For weeks, Clinton repeated an anecdote she heard in Ohio on Feb. 28 involving a young woman who lost her baby and later died because she lacked health insurance and did not have $100 to gain access to a nearby hospital.
But over the weekend, Clinton came under fire when officials at O’Bleness Memorial Hospital, after reading about her remarks, demanded that she stop recounting it because the patient, Trina Bechtel, was admitted there and did have insurance.
That part, it turns out, is true.

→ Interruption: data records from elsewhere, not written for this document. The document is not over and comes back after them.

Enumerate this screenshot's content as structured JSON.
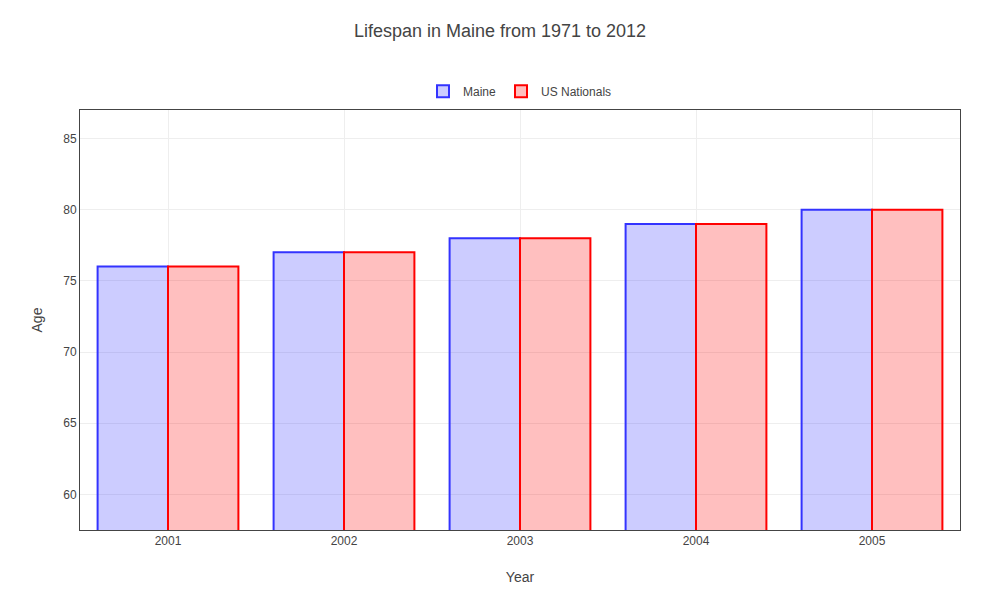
{
  "chart_data": {
    "type": "bar",
    "title": "Lifespan in Maine from 1971 to 2012",
    "x_label": "Year",
    "y_label": "Age",
    "categories": [
      "2001",
      "2002",
      "2003",
      "2004",
      "2005"
    ],
    "series": [
      {
        "name": "Maine",
        "color": "#3333ff",
        "values": [
          76,
          77,
          78,
          79,
          80
        ]
      },
      {
        "name": "US Nationals",
        "color": "#ff0000",
        "values": [
          76,
          77,
          78,
          79,
          80
        ]
      }
    ],
    "ylim": [
      57.5,
      87
    ],
    "yticks": [
      60,
      65,
      70,
      75,
      80,
      85
    ],
    "grid": true,
    "legend": "upper center"
  }
}
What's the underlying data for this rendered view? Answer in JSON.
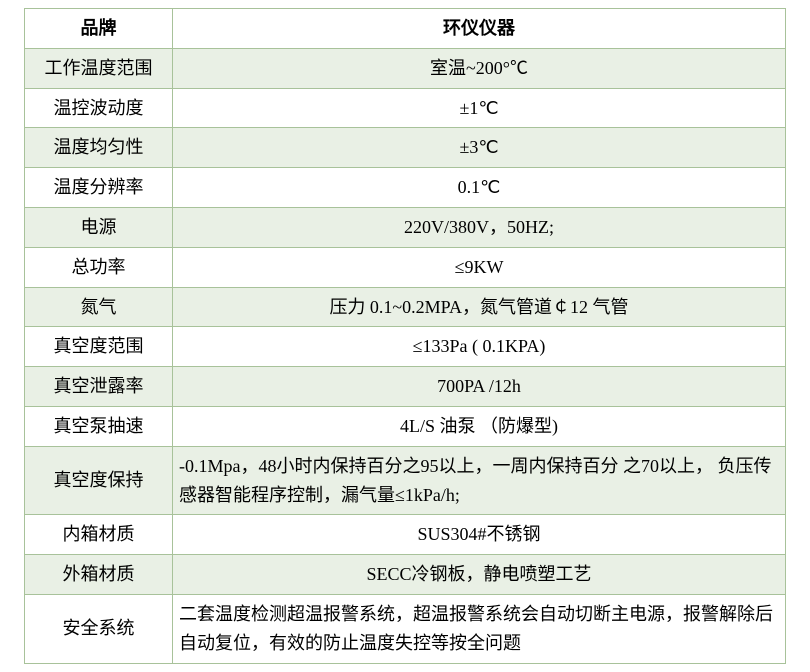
{
  "table": {
    "header": {
      "brand": "品牌",
      "title": "环仪仪器"
    },
    "rows": [
      {
        "label": "工作温度范围",
        "value": "室温~200°℃",
        "shaded": true
      },
      {
        "label": "温控波动度",
        "value": "±1℃",
        "shaded": false
      },
      {
        "label": "温度均匀性",
        "value": "±3℃",
        "shaded": true
      },
      {
        "label": "温度分辨率",
        "value": "0.1℃",
        "shaded": false
      },
      {
        "label": "电源",
        "value": "220V/380V，50HZ;",
        "shaded": true
      },
      {
        "label": "总功率",
        "value": "≤9KW",
        "shaded": false
      },
      {
        "label": "氮气",
        "value": "压力 0.1~0.2MPA，氮气管道￠12 气管",
        "shaded": true
      },
      {
        "label": "真空度范围",
        "value": "≤133Pa ( 0.1KPA)",
        "shaded": false
      },
      {
        "label": "真空泄露率",
        "value": "700PA /12h",
        "shaded": true
      },
      {
        "label": "真空泵抽速",
        "value": "4L/S 油泵 （防爆型)",
        "shaded": false
      },
      {
        "label": "真空度保持",
        "value": "-0.1Mpa，48小时内保持百分之95以上，一周内保持百分 之70以上， 负压传感器智能程序控制，漏气量≤1kPa/h;",
        "shaded": true,
        "left": true
      },
      {
        "label": "内箱材质",
        "value": "SUS304#不锈钢",
        "shaded": false
      },
      {
        "label": "外箱材质",
        "value": "SECC冷钢板，静电喷塑工艺",
        "shaded": true
      },
      {
        "label": "安全系统",
        "value": "二套温度检测超温报警系统，超温报警系统会自动切断主电源，报警解除后自动复位，有效的防止温度失控等按全问题",
        "shaded": false,
        "left": true
      }
    ]
  },
  "style": {
    "border_color": "#a8c29a",
    "shade_color": "#e9f0e5",
    "background": "#ffffff",
    "font_size": 18,
    "label_col_width": 148
  }
}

But so is Clinton’s claim that Bechtel did not get care at another hospital that wanted a $100 pre-payment before seeing her, according to the young woman’s aunt, Lisa Casto. “It’s a true story,” said Casto, 53.
Casto added some details that were not part — or differed from — the Clinton anecdote: She said her niece had previously been in debt to a local hospital that later sent her a letter informing her that she could only be treated there in the future if she gave them a $100 deposit. At the time she went into debt to that hospital, Casto said, Bechtel was uninsured, though she later obtained health insurance and was insured at the time of her death.
Casto said she did not want to give the name of the offending hospital because the flood of calls over the incident has overwhelmed her and Meigs County deputy sheriff Bryan Holman, a friend of hers who retold the story to Clinton when she campaigned in southern Ohio.
But court records show that Bechtel had a civil judgment against her by the Holzer Hospital Foundation for the amount of $4,426, entered in 2002, which was repaid in 2005. A call to an official at Holzer Medical Center, which is run by the foundation, in Ohio was not immediately returned.
Casto said her niece, who suffered from preeclampsia during her pregnancy, did not seek care at the first hospital she when she fell ill because she knew she did not have the $100 out-of-pocket she believed she would need to be seen. Instead, she went to O’Bleness Memorial Hospital, where her baby was stillborn. Bechtel was later flown to Columbus and died there. She was 35.
I’m trying to get additional clarification and will post when I get it.